AGUILAS lays bare the tragic reality of migrant death by venturing deep into the wilderness of the borderlands. The desert is a vast cemetery where the bodies and dried bones of migrants lie exposed under the scorching sun. In a world where efforts to humanize the migrant experience often get lost within the statistics and headlines, this documentary provides an observational and poetic response to one of the most pressing issues of our time, undocumented immigration and the hardships of the border crossing experience.
Runtime: 14 minutes
Country: United States
Director: Kristy Guevara-Flanagan + Maite Zubiaurre
Kristy Guevara-Flanagan is an Associate Professor at UCLA’s School of Theatre, Film, and Television, where she heads the MFA Directing Documentary concentration. She has been making documentary films that focus on gender, death, and the Latinx community for nearly two decades. Guevara-Flanagan’s documentary and experimental films have screened at the Sundance, Tribeca, SXSW, and HotDocs film festivals and the Getty Museum. Her work has broadcast on PBS and the Sundance Channel, received numerous awards, and been funded by ITVS, the Sundance Institute, Fork Films, the IDA, the Tribeca Institute, Latino Public Broadcasting, and California Humanities. Her films are currently in distribution with Women Make Movies.
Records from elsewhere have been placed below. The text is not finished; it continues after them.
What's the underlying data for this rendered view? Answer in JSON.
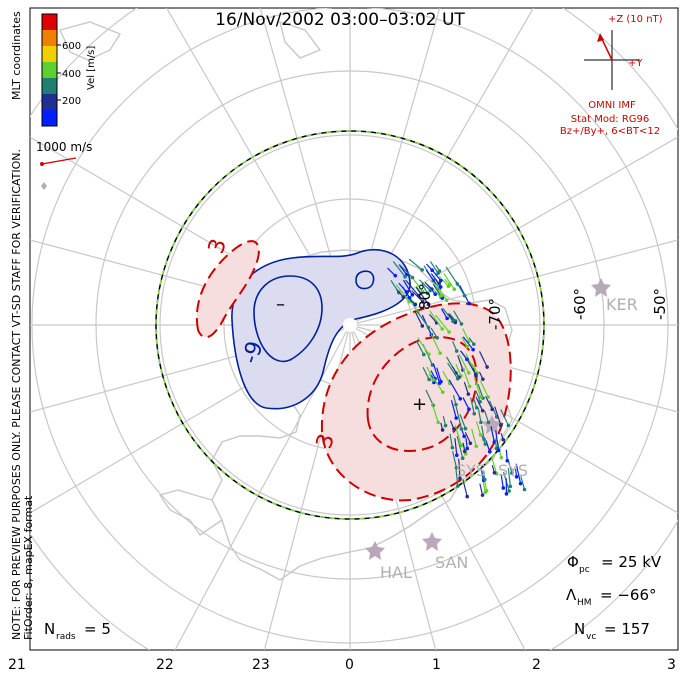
{
  "title": "16/Nov/2002 03:00–03:02 UT",
  "scale": {
    "vel_label": "Vel [m/s]",
    "ticks": [
      "600",
      "400",
      "200"
    ],
    "colors": [
      "#e00000",
      "#f08000",
      "#f0d000",
      "#60d030",
      "#208070",
      "#203090",
      "#0020ff"
    ],
    "ref_vector_label": "1000 m/s",
    "ref_vector_color": "#d00000"
  },
  "side_notes": {
    "coords": "MLT coordinates",
    "preview": "NOTE: FOR PREVIEW PURPOSES ONLY. PLEASE CONTACT VT-SD STAFF FOR VERIFICATION.",
    "fit": "FitOrder: 8, mapEX format"
  },
  "imf": {
    "z_label": "+Z (10 nT)",
    "y_label": "+Y",
    "source": "OMNI IMF",
    "stat_mod": "Stat Mod: RG96",
    "condition": "Bz+/By+, 6<BT<12",
    "color": "#cc0000"
  },
  "lat_labels": [
    "80°",
    "-70°",
    "-60°",
    "-50°"
  ],
  "stations": [
    "KER",
    "SYS",
    "SYS",
    "HAL",
    "SAN"
  ],
  "cells": {
    "positive_label": "3",
    "positive_label_2": "3",
    "negative_label": "-9",
    "min_marker": "–",
    "max_marker": "+",
    "positive_color": "#cc0000",
    "negative_color": "#0020a0"
  },
  "stats": {
    "phi_sym": "Φ",
    "phi_sub": "pc",
    "phi_val": "=  25 kV",
    "lambda_sym": "Λ",
    "lambda_sub": "HM",
    "lambda_val": "=  −66°",
    "nvc_sym": "N",
    "nvc_sub": "vc",
    "nvc_val": "=  157",
    "nrads_sym": "N",
    "nrads_sub": "rads",
    "nrads_val": "=  5"
  },
  "mlt_ticks": [
    "21",
    "22",
    "23",
    "0",
    "1",
    "2",
    "3"
  ]
}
Maite Zubiaurre has a Ph.D. in Comparative Literature from Columbia University, New York. She is a professor of European Languages and Transcultural Studies, Spanish and Portuguese, Digital Humanities, and Urban Humanities at UCLA. Before joining UCLA, Zubiaurre taught at USC, UNAM (Mexico), ITAM (México), and UT, Austin. She is the author of numerous publications, the most recent one, an award-winning monograph on the cultural representations of contemporary refuse (Talking Trash. Cultural Uses of Waste, 2019). She is presently leading a collaborative project on migrant death and border activism and art that includes a scholarly monograph and a digital map. “Filomena Cruz” is Maite Zubiaurre’s alter ego as a visual artist and activist.
Home From School: The Children of Carlisle
“Kill the Indian to save the man” was the catchphrase of The Carlisle Indian Industrial School, a boarding school opened in Pennsylvania in 1879. It became a grim epitaph for numerous native children who died there.
A delegation from the Wind River Indian Reservation in Wyoming attempts to retrieve the remains of three Northern Arapaho children buried far from home in the school cemetery, on a journey to recast the troubled legacy of Indian boarding schools, and heal historic wounds.
Runtime: 60 minutes
Country: United States
Director: Geoff O’Gara
For over 20 years, Geoff worked for public television as on-camera talent, writer, and documentary producer. He is known for his award-winning documentaries “Alan K. Simpson: Nothing Else Matters” (2012) and “Dick Cheney: A Heartbeat Away” (2015), both of which were broadcast nationally on PBS. His productions have won a variety of prizes, including a Heartland Emmy for best documentary (“Will Rogers & American Politics”, 2011, screenwriter), the National Educational Television Association (NETA) top prize for documentary (“Alan K. Simpson: Nothing Else Matters”, 2012), and NETA’s first place award for public affairs series (“Capitol Outlook”, 2010). Geoff is also the author of several books, one of which, “What You See in Clear Water” (Knopf), is about the Wind River Indian Reservation, and won the Spur award for best nonfiction from the Western Writers of America. He is a former editor of High Country News and has published in many national publications. He is currently working as Director, Producer & Writer of documentaries and scripts at Caldera Productions based in Wyoming.